It was found that parents aged between 35 and 49 indicated the most positive reaction to becoming new parents, compared to those who started their family between the ages of 23 and 34 who experienced a smaller impact, which declined after a year or two. The study indicated that parents aged between 18 and 22 saw a decline in their happiness levels after becoming parents.

According to the authors of the study, London School of Economics’ Mikko Myrskylä and Western University in Canada’s Rachel Margolis, this could be the reason why more people are waiting to start families.

They stipulated that prospective parents may be looking around them and copying the family planning method which seems to offer the most contentment.

The overall pattern among all the groups studied showed an increase in happiness during the year prior to and after the birth of the baby, which was followed by a post-birth dip. The ones who fell into the oldest age category were the only ones who appeared to recover from that dip, which indicates an easier transition into parenthood.

Parents across all the age groups experienced a decline in happiness after the birth of each of their children. The increase they felt in their well-being was the highest after the first child, which was almost double that felt after the second baby. The happiness level was negligible after the birth of the third child.

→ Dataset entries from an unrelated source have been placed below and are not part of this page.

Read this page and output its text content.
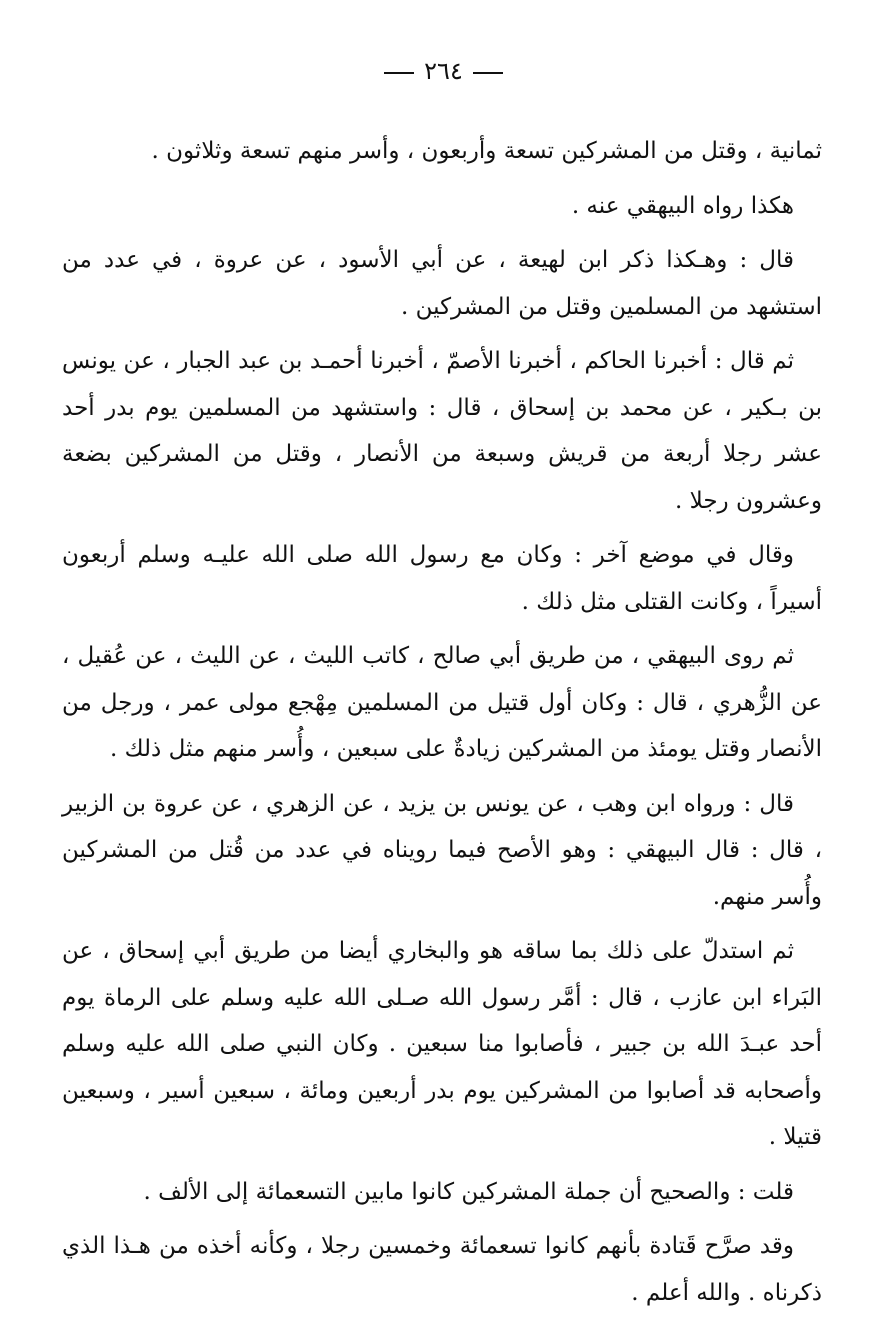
٢٦٤

ثمانية ، وقتل من المشركين تسعة وأربعون ، وأسر منهم تسعة وثلاثون .

هكذا رواه البيهقي عنه .

قال : وهـكذا ذكر ابن لهيعة ، عن أبي الأسود ، عن عروة ، في عدد من استشهد من المسلمين وقتل من المشركين .

ثم قال : أخبرنا الحاكم ، أخبرنا الأصمّ ، أخبرنا أحمـد بن عبد الجبار ، عن يونس بن بـكير ، عن محمد بن إسحاق ، قال : واستشهد من المسلمين يوم بدر أحد عشر رجلا أربعة من قريش وسبعة من الأنصار ، وقتل من المشركين بضعة وعشرون رجلا .

وقال في موضع آخر : وكان مع رسول الله صلى الله عليـه وسلم أربعون أسيراً ، وكانت القتلى مثل ذلك .

ثم روى البيهقي ، من طريق أبي صالح ، كاتب الليث ، عن الليث ، عن عُقيل ، عن الزُّهري ، قال : وكان أول قتيل من المسلمين مِهْجع مولى عمر ، ورجل من الأنصار وقتل يومئذ من المشركين زيادةٌ على سبعين ، وأُسر منهم مثل ذلك .

قال : ورواه ابن وهب ، عن يونس بن يزيد ، عن الزهري ، عن عروة بن الزبير ، قال : قال البيهقي : وهو الأصح فيما رويناه في عدد من قُتل من المشركين وأُسر منهم.

ثم استدلّ على ذلك بما ساقه هو والبخاري أيضا من طريق أبي إسحاق ، عن البَراء ابن عازب ، قال : أمَّر رسول الله صـلى الله عليه وسلم على الرماة يوم أحد عبـدَ الله بن جبير ، فأصابوا منا سبعين . وكان النبي صلى الله عليه وسلم وأصحابه قد أصابوا من المشركين يوم بدر أربعين ومائة ، سبعين أسير ، وسبعين قتيلا .

قلت : والصحيح أن جملة المشركين كانوا مابين التسعمائة إلى الألف .

وقد صرَّح قَتادة بأنهم كانوا تسعمائة وخمسين رجلا ، وكأنه أخذه من هـذا الذي ذكرناه . والله أعلم .
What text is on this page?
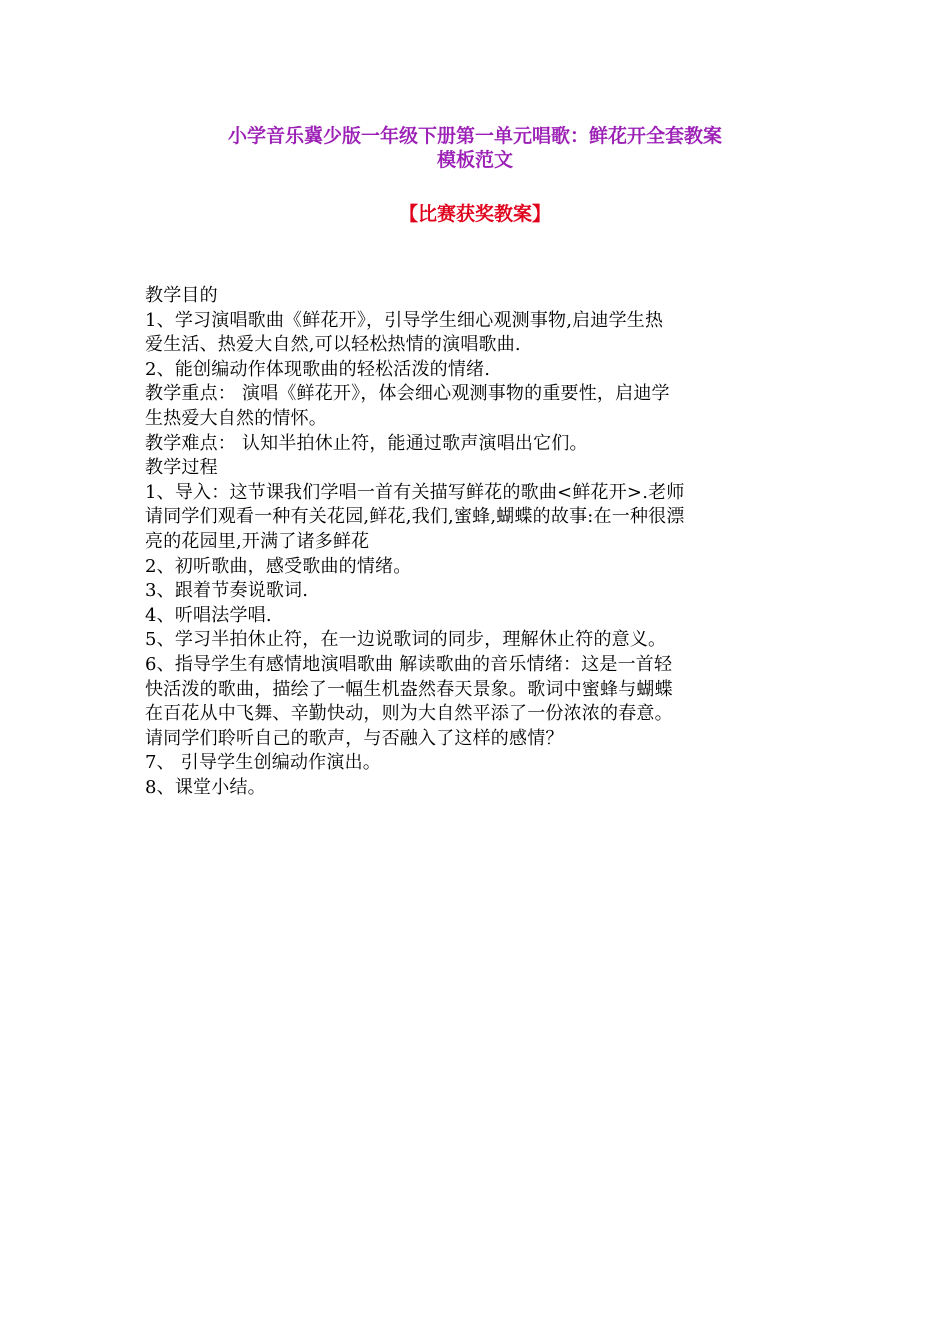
小学音乐冀少版一年级下册第一单元唱歌：鲜花开全套教案
模板范文
【比赛获奖教案】

教学目的

1、学习演唱歌曲《鲜花开》，引导学生细心观测事物,启迪学生热

爱生活、热爱大自然,可以轻松热情的演唱歌曲.

2、能创编动作体现歌曲的轻松活泼的情绪.

教学重点： 演唱《鲜花开》，体会细心观测事物的重要性，启迪学

生热爱大自然的情怀。

教学难点： 认知半拍休止符，能通过歌声演唱出它们。

教学过程

1、导入：这节课我们学唱一首有关描写鲜花的歌曲<鲜花开>.老师

请同学们观看一种有关花园,鲜花,我们,蜜蜂,蝴蝶的故事:在一种很漂

亮的花园里,开满了诸多鲜花

2、初听歌曲，感受歌曲的情绪。

3、跟着节奏说歌词.

4、听唱法学唱.

5、学习半拍休止符，在一边说歌词的同步，理解休止符的意义。

6、指导学生有感情地演唱歌曲 解读歌曲的音乐情绪：这是一首轻

快活泼的歌曲，描绘了一幅生机盎然春天景象。歌词中蜜蜂与蝴蝶

在百花从中飞舞、辛勤快动，则为大自然平添了一份浓浓的春意。

请同学们聆听自己的歌声，与否融入了这样的感情？

7、 引导学生创编动作演出。

8、课堂小结。
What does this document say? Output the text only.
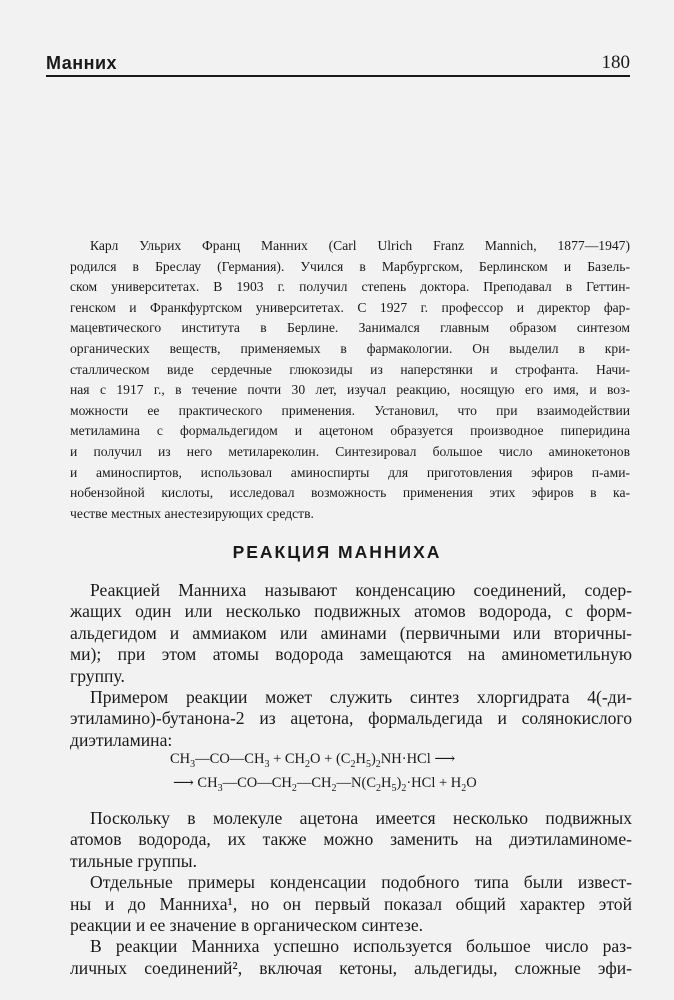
Манних	180
Карл Ульрих Франц Манних (Carl Ulrich Franz Mannich, 1877—1947)
родился в Бреслау (Германия). Учился в Марбургском, Берлинском и Базель-
ском университетах. В 1903 г. получил степень доктора. Преподавал в Геттин-
генском и Франкфуртском университетах. С 1927 г. профессор и директор фар-
мацевтического института в Берлине. Занимался главным образом синтезом
органических веществ, применяемых в фармакологии. Он выделил в кри-
сталлическом виде сердечные глюкозиды из наперстянки и строфанта. Начи-
ная с 1917 г., в течение почти 30 лет, изучал реакцию, носящую его имя, и воз-
можности ее практического применения. Установил, что при взаимодействии
метиламина с формальдегидом и ацетоном образуется производное пиперидина
и получил из него метилареколин. Синтезировал большое число аминокетонов
и аминоспиртов, использовал аминоспирты для приготовления эфиров п-ами-
нобензойной кислоты, исследовал возможность применения этих эфиров в ка-
честве местных анестезирующих средств.
РЕАКЦИЯ МАННИХА
Реакцией Манниха называют конденсацию соединений, содер-
жащих один или несколько подвижных атомов водорода, с форм-
альдегидом и аммиаком или аминами (первичными или вторичны-
ми); при этом атомы водорода замещаются на аминометильную
группу.
Примером реакции может служить синтез хлоргидрата 4(-ди-
этиламино)-бутанона-2 из ацетона, формальдегида и солянокислого
диэтиламина:
$CH_3—CO—CH_3 + CH_2O + (C_2H_5)_2NH\cdot HCl$ ⟶
⟶ $CH_3—CO—CH_2—CH_2—N(C_2H_5)_2\cdot HCl + H_2O$
Поскольку в молекуле ацетона имеется несколько подвижных
атомов водорода, их также можно заменить на диэтиламиноме-
тильные группы.
Отдельные примеры конденсации подобного типа были извест-
ны и до Манниха¹, но он первый показал общий характер этой
реакции и ее значение в органическом синтезе.
В реакции Манниха успешно используется большое число раз-
личных соединений², включая кетоны, альдегиды, сложные эфи-
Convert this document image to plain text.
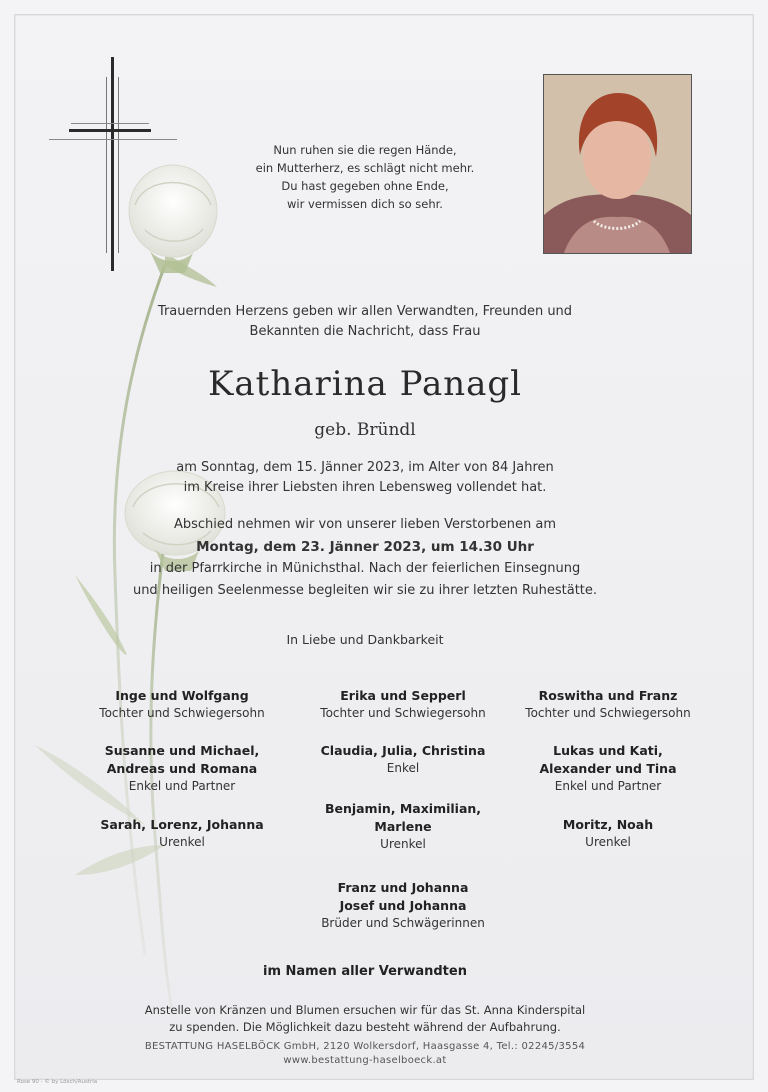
Nun ruhen sie die regen Hände,
ein Mutterherz, es schlägt nicht mehr.
Du hast gegeben ohne Ende,
wir vermissen dich so sehr.
Trauernden Herzens geben wir allen Verwandten, Freunden und
Bekannten die Nachricht, dass Frau
Katharina Panagl
geb. Bründl
am Sonntag, dem 15. Jänner 2023, im Alter von 84 Jahren
im Kreise ihrer Liebsten ihren Lebensweg vollendet hat.
Abschied nehmen wir von unserer lieben Verstorbenen am
Montag, dem 23. Jänner 2023, um 14.30 Uhr
in der Pfarrkirche in Münichsthal. Nach der feierlichen Einsegnung
und heiligen Seelenmesse begleiten wir sie zu ihrer letzten Ruhestätte.
In Liebe und Dankbarkeit
Inge und Wolfgang
Tochter und Schwiegersohn
Erika und Sepperl
Tochter und Schwiegersohn
Roswitha und Franz
Tochter und Schwiegersohn
Susanne und Michael,
Andreas und Romana
Enkel und Partner
Claudia, Julia, Christina
Enkel
Lukas und Kati,
Alexander und Tina
Enkel und Partner
Sarah, Lorenz, Johanna
Urenkel
Benjamin, Maximilian,
Marlene
Urenkel
Moritz, Noah
Urenkel
Franz und Johanna
Josef und Johanna
Brüder und Schwägerinnen
im Namen aller Verwandten
Anstelle von Kränzen und Blumen ersuchen wir für das St. Anna Kinderspital
zu spenden. Die Möglichkeit dazu besteht während der Aufbahrung.
BESTATTUNG HASELBÖCK GmbH, 2120 Wolkersdorf, Haasgasse 4, Tel.: 02245/3554
www.bestattung-haselboeck.at
Rose 90 - © by Lösch/Austria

Dr Myrskylä emphasised that this did not imply they were not loved as much as their older siblings. In fact, it may indicate that the parenthood experience is not as exciting by the time the third baby is born or that a larger family places increased pressure on the resources of the family.

This study was undertaken in association with the German Institute for Economic Research, and followed both German and English parents over the course of one and a half years.